Mouse embryonic fibroblasts expressing Endo180ΔEx2–6 have a defect in collagen binding and uptake. Mouse embryonic fibroblasts (MEFs) were seeded into 35-mm dishes for 24 h. The cells were then incubated with OregonGreen488 (OG)–collagen-IV or OG–gelatin for 2 h. (A) Cells were analysed by flow cytometry. +/+ cells are indicated by red lines, +/ΔEx2–6 cells by green lines and ΔEx2–6/ΔEx2–6 cells by blue lines.

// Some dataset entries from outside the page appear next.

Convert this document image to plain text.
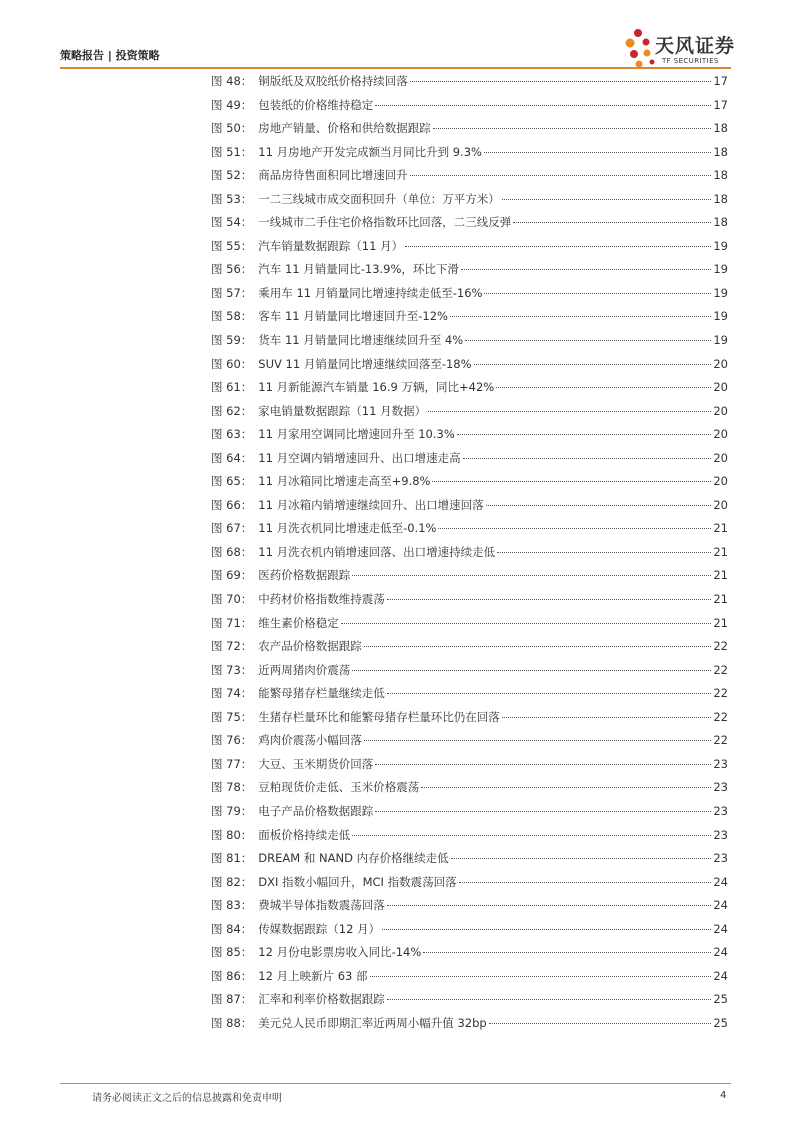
策略报告 | 投资策略	天风证券
TF SECURITIES
图 48： 铜版纸及双胶纸价格持续回落	17
图 49： 包装纸的价格维持稳定	17
图 50： 房地产销量、价格和供给数据跟踪	18
图 51： 11 月房地产开发完成额当月同比升到 9.3%	18
图 52： 商品房待售面积同比增速回升	18
图 53： 一二三线城市成交面积回升（单位：万平方米）	18
图 54： 一线城市二手住宅价格指数环比回落，二三线反弹	18
图 55： 汽车销量数据跟踪（11 月）	19
图 56： 汽车 11 月销量同比-13.9%，环比下滑	19
图 57： 乘用车 11 月销量同比增速持续走低至-16%	19
图 58： 客车 11 月销量同比增速回升至-12%	19
图 59： 货车 11 月销量同比增速继续回升至 4%	19
图 60： SUV 11 月销量同比增速继续回落至-18%	20
图 61： 11 月新能源汽车销量 16.9 万辆，同比+42%	20
图 62： 家电销量数据跟踪（11 月数据）	20
图 63： 11 月家用空调同比增速回升至 10.3%	20
图 64： 11 月空调内销增速回升、出口增速走高	20
图 65： 11 月冰箱同比增速走高至+9.8%	20
图 66： 11 月冰箱内销增速继续回升、出口增速回落	20
图 67： 11 月洗衣机同比增速走低至-0.1%	21
图 68： 11 月洗衣机内销增速回落、出口增速持续走低	21
图 69： 医药价格数据跟踪	21
图 70： 中药材价格指数维持震荡	21
图 71： 维生素价格稳定	21
图 72： 农产品价格数据跟踪	22
图 73： 近两周猪肉价震荡	22
图 74： 能繁母猪存栏量继续走低	22
图 75： 生猪存栏量环比和能繁母猪存栏量环比仍在回落	22
图 76： 鸡肉价震荡小幅回落	22
图 77： 大豆、玉米期货价回落	23
图 78： 豆粕现货价走低、玉米价格震荡	23
图 79： 电子产品价格数据跟踪	23
图 80： 面板价格持续走低	23
图 81： DREAM 和 NAND 内存价格继续走低	23
图 82： DXI 指数小幅回升，MCI 指数震荡回落	24
图 83： 费城半导体指数震荡回落	24
图 84： 传媒数据跟踪（12 月）	24
图 85： 12 月份电影票房收入同比-14%	24
图 86： 12 月上映新片 63 部	24
图 87： 汇率和利率价格数据跟踪	25
图 88： 美元兑人民币即期汇率近两周小幅升值 32bp	25
请务必阅读正文之后的信息披露和免责申明	4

In the top two graphs, black lines indicate the binding of FITC (fluorescein isothiocyanate)–BSA to +/+ cells. In parallel (bottom two graphs), cells were stained with an anti-integrin β₁ monoclonal antibody followed by Alexa488 anti-rat Ig, or with biotinylated anti-integrin β₃ followed by phycoerythrin–streptavidin, and were analysed by fluorescence-activated cell sorting (FACS). Black lines indicate binding of Alexa488 anti-rat Ig and PE-streptavidin alone to +/+ cells. (B) Cells were collagenase treated to remove surface-bound collagen, fixed, permeabilized and stained with anti-Endo180 followed by Alexa555 anti-rabbit Ig; nuclei were counterstained with TO-PRO-3. Scale bar, 20 µm.